La cogió de la mano, se la llevó para arriba y celebró la boda con ella. Cuando llevaba casada algún tiempo con Juan, dijo él:
—Mujer, tengo que salir, trabajar y ganar dinero para los dos; ve al campo y corta el grano para que tengamos pan.
—Sí, mi querido Juan, así lo haré.
Después de que Juan se hubo ido, preparó un buen puré y se lo llevó al campo. Cuando llegó ante la tierra de labor, se dijo a sí misma:
«¿Qué hago, siego primero o almuerzo antes? ¡Huy, primero comeré!».
Comió entonces su olla con puré, y cuando ya se había hartado de comer volvió a decir:
«¿Qué hago, siego primero o duermo antes? ¡Huy, primero dormiré!».
Se echó al lado del grano y se durmió. Juan estaba ya hacía tiempo en casa, pero Elsa no acababa de regresar, y entonces se dijo:
«Pero qué Elsa tan lista tengo, es tan laboriosa que no viene ni siquiera a casa a comer».

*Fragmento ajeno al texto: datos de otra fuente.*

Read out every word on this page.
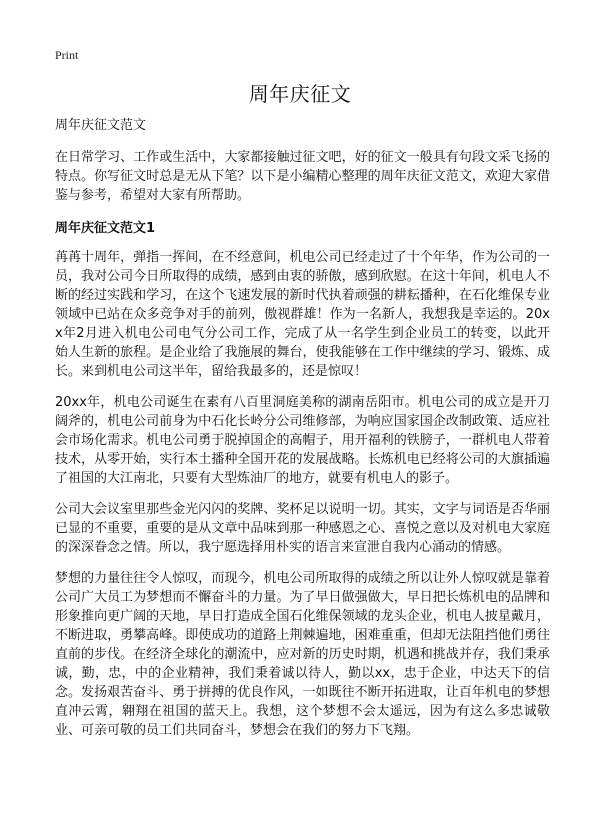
Print
周年庆征文

周年庆征文范文

在日常学习、工作或生活中，大家都接触过征文吧，好的征文一般具有句段文采飞扬的特点。你写征文时总是无从下笔？以下是小编精心整理的周年庆征文范文，欢迎大家借鉴与参考，希望对大家有所帮助。

周年庆征文范文1

苒苒十周年，弹指一挥间，在不经意间，机电公司已经走过了十个年华，作为公司的一员，我对公司今日所取得的成绩，感到由衷的骄傲，感到欣慰。在这十年间，机电人不断的经过实践和学习，在这个飞速发展的新时代执着顽强的耕耘播种，在石化维保专业领域中已站在众多竞争对手的前列，傲视群雄！作为一名新人，我想我是幸运的。20xx年2月进入机电公司电气分公司工作，完成了从一名学生到企业员工的转变，以此开始人生新的旅程。是企业给了我施展的舞台，使我能够在工作中继续的学习、锻炼、成长。来到机电公司这半年，留给我最多的，还是惊叹！

20xx年，机电公司诞生在素有八百里洞庭美称的湖南岳阳市。机电公司的成立是开刀阔斧的，机电公司前身为中石化长岭分公司维修部，为响应国家国企改制政策、适应社会市场化需求。机电公司勇于脱掉国企的高帽子，用开福利的铁膀子，一群机电人带着技术，从零开始，实行本土播种全国开花的发展战略。长炼机电已经将公司的大旗插遍了祖国的大江南北，只要有大型炼油厂的地方，就要有机电人的影子。

公司大会议室里那些金光闪闪的奖牌、奖杯足以说明一切。其实，文字与词语是否华丽已显的不重要，重要的是从文章中品味到那一种感恩之心、喜悦之意以及对机电大家庭的深深眷念之情。所以，我宁愿选择用朴实的语言来宣泄自我内心涌动的情感。

梦想的力量往往令人惊叹，而现今，机电公司所取得的成绩之所以让外人惊叹就是靠着公司广大员工为梦想而不懈奋斗的力量。为了早日做强做大，早日把长炼机电的品牌和形象推向更广阔的天地，早日打造成全国石化维保领域的龙头企业，机电人披星戴月，不断进取，勇攀高峰。即使成功的道路上荆棘遍地，困难重重，但却无法阻挡他们勇往直前的步伐。在经济全球化的潮流中，应对新的历史时期，机遇和挑战并存，我们秉承诚，勤，忠，中的企业精神，我们秉着诚以待人，勤以xx，忠于企业，中达天下的信念。发扬艰苦奋斗、勇于拼搏的优良作风，一如既往不断开拓进取，让百年机电的梦想直冲云霄，翱翔在祖国的蓝天上。我想，这个梦想不会太遥远，因为有这么多忠诚敬业、可亲可敬的员工们共同奋斗，梦想会在我们的努力下飞翔。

Sin embargo, como ella seguía sin venir y ya era de noche, salió Juan para ver lo que había segado. No había segado absolutamente nada; estaba echada en el grano y dormía. Entonces se apresuró Juan a volver a casa, cogió una trampa de pájaros con pequeños cascabeles y los colgó alrededor de ella, pero seguía durmiendo. Él corrió a casa, se sentó en su silla y se puso a trabajar.
Finalmente, cuando ya se había hecho de noche, Elsa, la lista, se despertó y, al levantarse, oyó ruido a su alrededor y los cascabeles tintineaban a cada paso que daba. Se asustó, estaba desconcertada y no sabía si era la verdadera Elsa, la lista, y dijo:
—¿Soy o no soy?
Pero no sabía lo que tenía que responder a esto y se quedó quieta durante algún tiempo dudando. Finalmente pensó:
«Voy a ir a casa y preguntar si soy o no soy, ellos lo sabrán».
Corrió ante la puerta de su casa, pero esta estaba cerrada; entonces llamó a la ventana y gritó:
—¡Juan! ¿Está dentro Elsa, la lista?
—Sí —contestó Juan—, está dentro.
Entonces se asustó y dijo:
—¡Dios mío, no soy yo!
Y fue a llamar a otra puerta. Pero, cuando la gente oía los cascabeles, no quería abrir y no pudo refugiarse en parte alguna; por eso salió corriendo del pueblo y nadie la ha vuelto a ver.